Следующих двоих, таких же горемык, мне удалось победить по очкам. Я вышел в четвертьфинал или что-то в этом роде. Теперь на меня начали возлагать надежды – нас только двое осталось непобежденных во всей команде. На четвертую схватку со мной вышел лобастый мужик лет сорока, лысый и невзрачный. По ритуалу мы пожали друг другу руки, согнулись и пошли друг на друга. Что было дальше, я помню неотчетливо. Когда я начал приходить в себя и цветные круги понемногу перестали плясать перед глазами, до слуха стали доходить куски фраз, произнесенных информатором:…мастер спорта… чистым приемом… за 17 секунд.
5
Показуха мне была противна всегда. Уголовников я ненавидел. Поэтому старался работать с огоньком, особенно первое время. Вся территория, подконтрольная отделению милиции, в котором трудился, была разбита на участки, и каждый из нас отвечал за преступность на своем участке. Среди прочих объектов мне достался стадион Кировского завода, и вскоре я понял, как крупно мне не повезло. Зимой там заливали каток. А каток – значит шпана. Каждый вечер под веселые мелодии Кальмана и Штрауса с людей снимали ондатровые шапки. Минус шапка плюс воспаление легких – таков, как правило, был итог для жертв. Сбывались шапки мгновенно: каждый первый советский прохожий, не торгуясь, платил двойную цену. Одетые в штатское сержанты из оперполка, которые должны были ловить шпану, годами катались на своих шикарных бегашах, знакомились с девушками, женились, уходили на пенсию – толку не было. Наконец, участок принял я.
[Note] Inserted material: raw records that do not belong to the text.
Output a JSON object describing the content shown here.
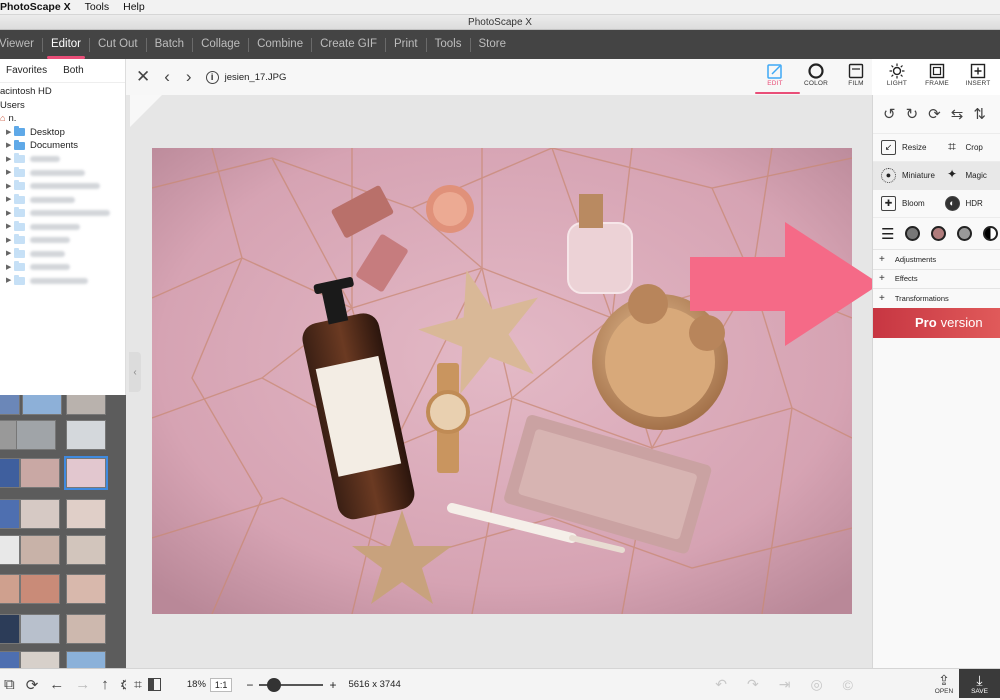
{
  "menubar": {
    "app_name": "PhotoScape X",
    "items": [
      "Tools",
      "Help"
    ]
  },
  "window_title": "PhotoScape X",
  "nav": {
    "tabs": [
      "Viewer",
      "Editor",
      "Cut Out",
      "Batch",
      "Collage",
      "Combine",
      "Create GIF",
      "Print",
      "Tools",
      "Store"
    ],
    "active": "Editor"
  },
  "browser": {
    "tabs": [
      "Favorites",
      "Both"
    ],
    "tree": [
      "acintosh HD",
      "Users",
      "n.",
      "Desktop",
      "Documents"
    ]
  },
  "editor": {
    "filename": "jesien_17.JPG",
    "info_glyph": "i",
    "zoom": "18%",
    "ratio_button": "1:1",
    "dimensions": "5616 x 3744",
    "minus": "−",
    "plus": "+"
  },
  "top_tools": [
    {
      "label": "EDIT",
      "icon": "edit-icon"
    },
    {
      "label": "COLOR",
      "icon": "color-icon"
    },
    {
      "label": "FILM",
      "icon": "film-icon"
    },
    {
      "label": "LIGHT",
      "icon": "light-icon"
    },
    {
      "label": "FRAME",
      "icon": "frame-icon"
    },
    {
      "label": "INSERT",
      "icon": "insert-icon"
    }
  ],
  "edit_panel": {
    "tools": [
      [
        "Resize",
        "Crop"
      ],
      [
        "Miniature",
        "Magic"
      ],
      [
        "Bloom",
        "HDR"
      ]
    ],
    "sections": [
      "Adjustments",
      "Effects",
      "Transformations"
    ],
    "pro_banner": {
      "bold": "Pro",
      "text": "version"
    }
  },
  "bottom_right": {
    "open_label": "OPEN",
    "save_label": "SAVE"
  },
  "colors": {
    "accent": "#e94e78",
    "arrow": "#f56a87",
    "nav_bg": "#444444",
    "photo_pink": "#d9a9b6"
  }
}
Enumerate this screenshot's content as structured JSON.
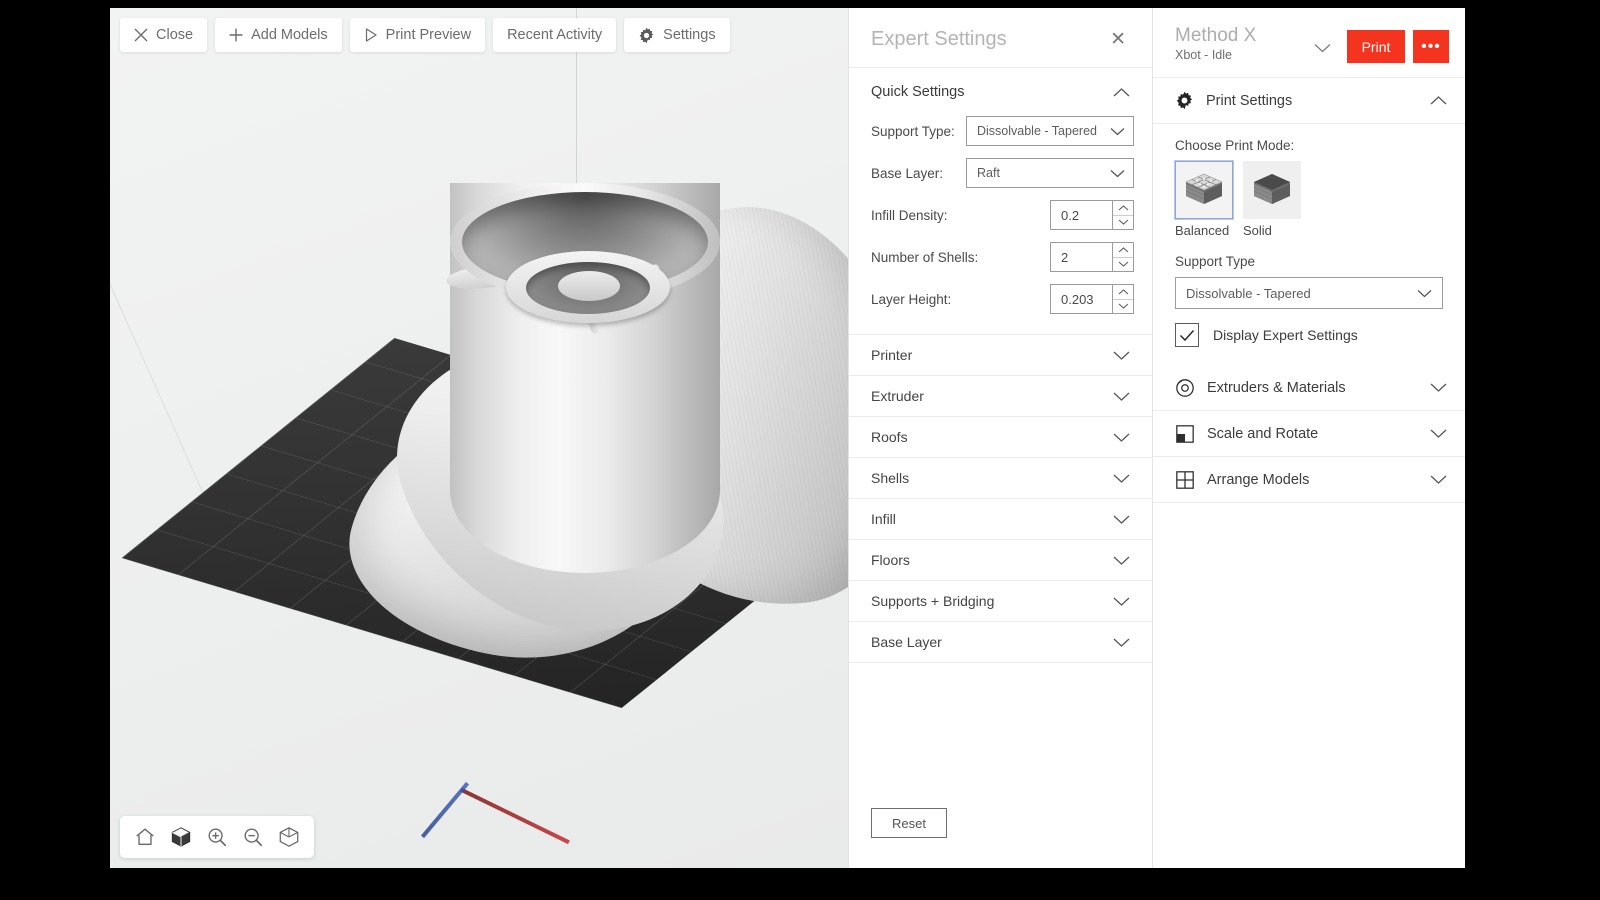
{
  "toolbar": {
    "buttons": [
      {
        "label": "Close",
        "icon": "close-icon"
      },
      {
        "label": "Add Models",
        "icon": "plus-icon"
      },
      {
        "label": "Print Preview",
        "icon": "play-icon"
      },
      {
        "label": "Recent Activity",
        "icon": "none"
      },
      {
        "label": "Settings",
        "icon": "gear-icon"
      }
    ]
  },
  "viewport": {
    "tools": [
      {
        "name": "home-icon"
      },
      {
        "name": "view-cube-icon"
      },
      {
        "name": "zoom-in-icon"
      },
      {
        "name": "zoom-out-icon"
      },
      {
        "name": "bounding-box-icon"
      }
    ]
  },
  "expert": {
    "title": "Expert Settings",
    "close": "✕",
    "quick_settings_label": "Quick Settings",
    "fields": [
      {
        "label": "Support Type:",
        "value": "Dissolvable - Tapered",
        "type": "select"
      },
      {
        "label": "Base Layer:",
        "value": "Raft",
        "type": "select"
      },
      {
        "label": "Infill Density:",
        "value": "0.2",
        "type": "number"
      },
      {
        "label": "Number of Shells:",
        "value": "2",
        "type": "number"
      },
      {
        "label": "Layer Height:",
        "value": "0.203",
        "type": "number"
      }
    ],
    "sections": [
      {
        "label": "Printer"
      },
      {
        "label": "Extruder"
      },
      {
        "label": "Roofs"
      },
      {
        "label": "Shells"
      },
      {
        "label": "Infill"
      },
      {
        "label": "Floors"
      },
      {
        "label": "Supports + Bridging"
      },
      {
        "label": "Base Layer"
      }
    ],
    "reset_label": "Reset"
  },
  "right": {
    "printer_name": "Method X",
    "printer_status": "Xbot - Idle",
    "print_label": "Print",
    "more_label": "•••",
    "accent_color": "#f5341f",
    "print_settings_label": "Print Settings",
    "choose_mode_label": "Choose Print Mode:",
    "modes": [
      {
        "label": "Balanced",
        "selected": true
      },
      {
        "label": "Solid",
        "selected": false
      }
    ],
    "support_type_label": "Support Type",
    "support_type_value": "Dissolvable - Tapered",
    "display_expert_label": "Display Expert Settings",
    "display_expert_checked": true,
    "sections": [
      {
        "label": "Extruders & Materials",
        "icon": "spool-icon"
      },
      {
        "label": "Scale and Rotate",
        "icon": "scale-icon"
      },
      {
        "label": "Arrange Models",
        "icon": "grid-icon"
      }
    ]
  }
}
Сходив раза два на каток, я сразу увидел то, что можно было предположить даже и не ходя никуда: шапки снимают с тех, кто не умеет кататься. И тут явилась идея: на стадионе меня еще не знают, кататься я не умею, ондатровая шапка у меня есть. Идеальная жертва. Рискнем? Рискнем! Узнают в отделении – смеяться будут, может быть, хохотать. Рисковать своей шапкой ради работы, которая, как известно, не волк и в лес не убежит? Это для Вани-дурачка.